Il beneficio più silenzioso è il morale. I venditori non se ne vanno perché vendere è difficile; se ne vanno perché il lavoro intorno alla vendita è estenuante. Elimina le incombenze e restituirai loro la parte del lavoro che desideravano davvero.
L'unica domanda da fare nel tuo prossimo colloquio individuale
Dimentica "Com'è la tua pipeline?". Tutti hanno una risposta preparata per quella.
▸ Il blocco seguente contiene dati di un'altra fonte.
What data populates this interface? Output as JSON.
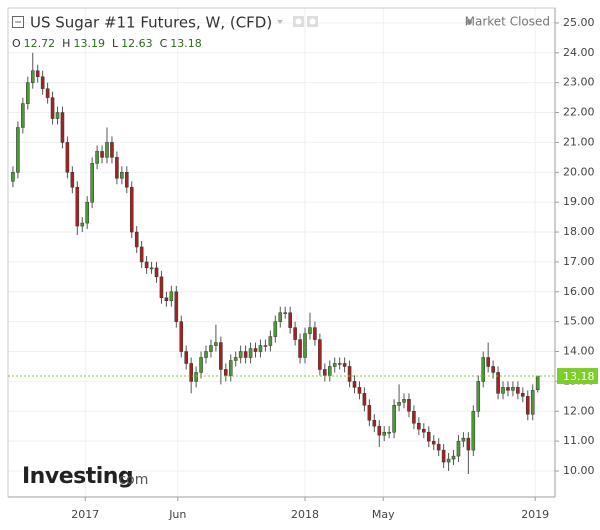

Chiedi invece: "Cosa hai fatto questa settimana che avresti voluto fosse stato fatto da uno strumento o da un collega al posto tuo?"
Le risposte sono la tua roadmap. Ti diranno esattamente dove si annidano le incombenze — il report che nessuno legge, il doppio inserimento tra due sistemi, il viaggio che avrebbe potuto essere tre appuntamenti anziché uno. Ogni risposta è un'ora che puoi restituire.
Ai tuoi venditori non serve che gli si dica di lavorare di più. Sono già impegnati. Il tuo compito è fare in modo che, finalmente, impegnato e in vendita significhino la stessa cosa.